Israrla sizi tarif ettiler siz bilirmişsiniz, diyerek arkadaşımın ailesine nasıl ulaşacaklarını soruyorlardı.
Firma ismi ve medikal ürünler sattıklarını da öğrendiğimden,
- Dükkan sahibi sizin ürünlerinizi güvene almış. Size borcu olduğunu biliyorum. Ürünlerin yerini göstereyim oradan alabilirsiniz. Ama aileyi rahatsız etmeyin, size para ödeyebilecek kimse yok diye sesimi de yükseltmişim.
O psikoloji ve ortamında tesiriyle eline çanta alıp daha üzerinden zamanda geçmeden alacak peşine düşen adamlara şarlamaya hazır vaziyetteyim.

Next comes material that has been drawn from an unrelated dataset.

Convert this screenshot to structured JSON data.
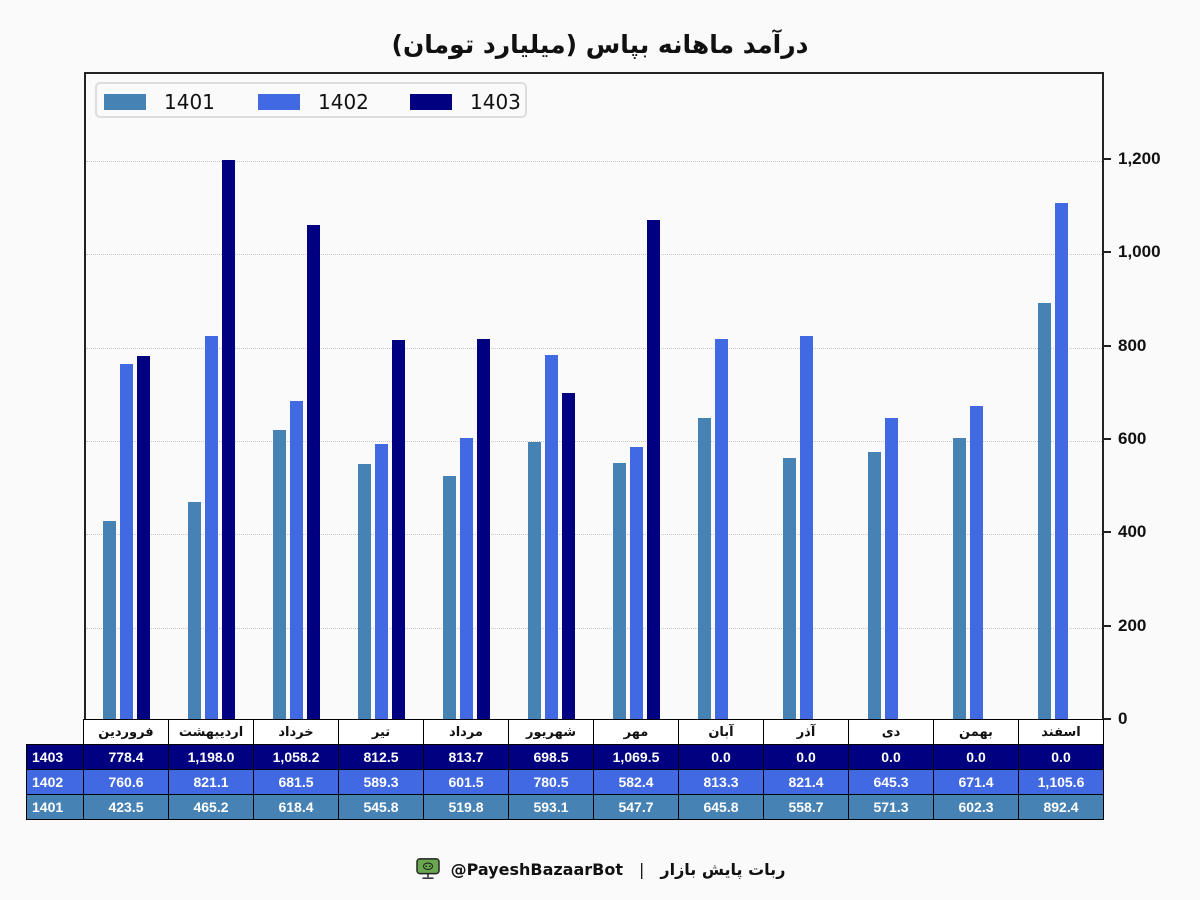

Yaşça biraz daha büyük olan benim durumumu sezmiş, hafifçe tebessüm ederek
- Siz bizi yanlış anladınız, biz alacak ya da buradaki ürünlerimiz için gelmedik. Onları aileye bırakacağız. Ancak bundan sonrası için çocuklara nasıl bir yardımımız olur, ne yapabiliriz diye de sormak için buradayız, demişti.
Sonra mı?
Üzerinden geçen on beş yıla rağmen hala burnumun direği sızlıyor.
O an ise gözümden yaşlar boşanmış, boğazım düğümlenmişti.
Daha uzun yazmama gerek var mı?
İşte bizim insanımız...
Bu iyi niyeti istismar edeni de Allah islah etsin, islahı yoksa...

 
Toplam blog
: 25
: 449
Kayıt tarihi
: 17.08.06
 
 

Kendimi bildim bileli işim ticaret. İçimden geldiğinde de yazıyorum geldiği gibi. Kendi çapımda e..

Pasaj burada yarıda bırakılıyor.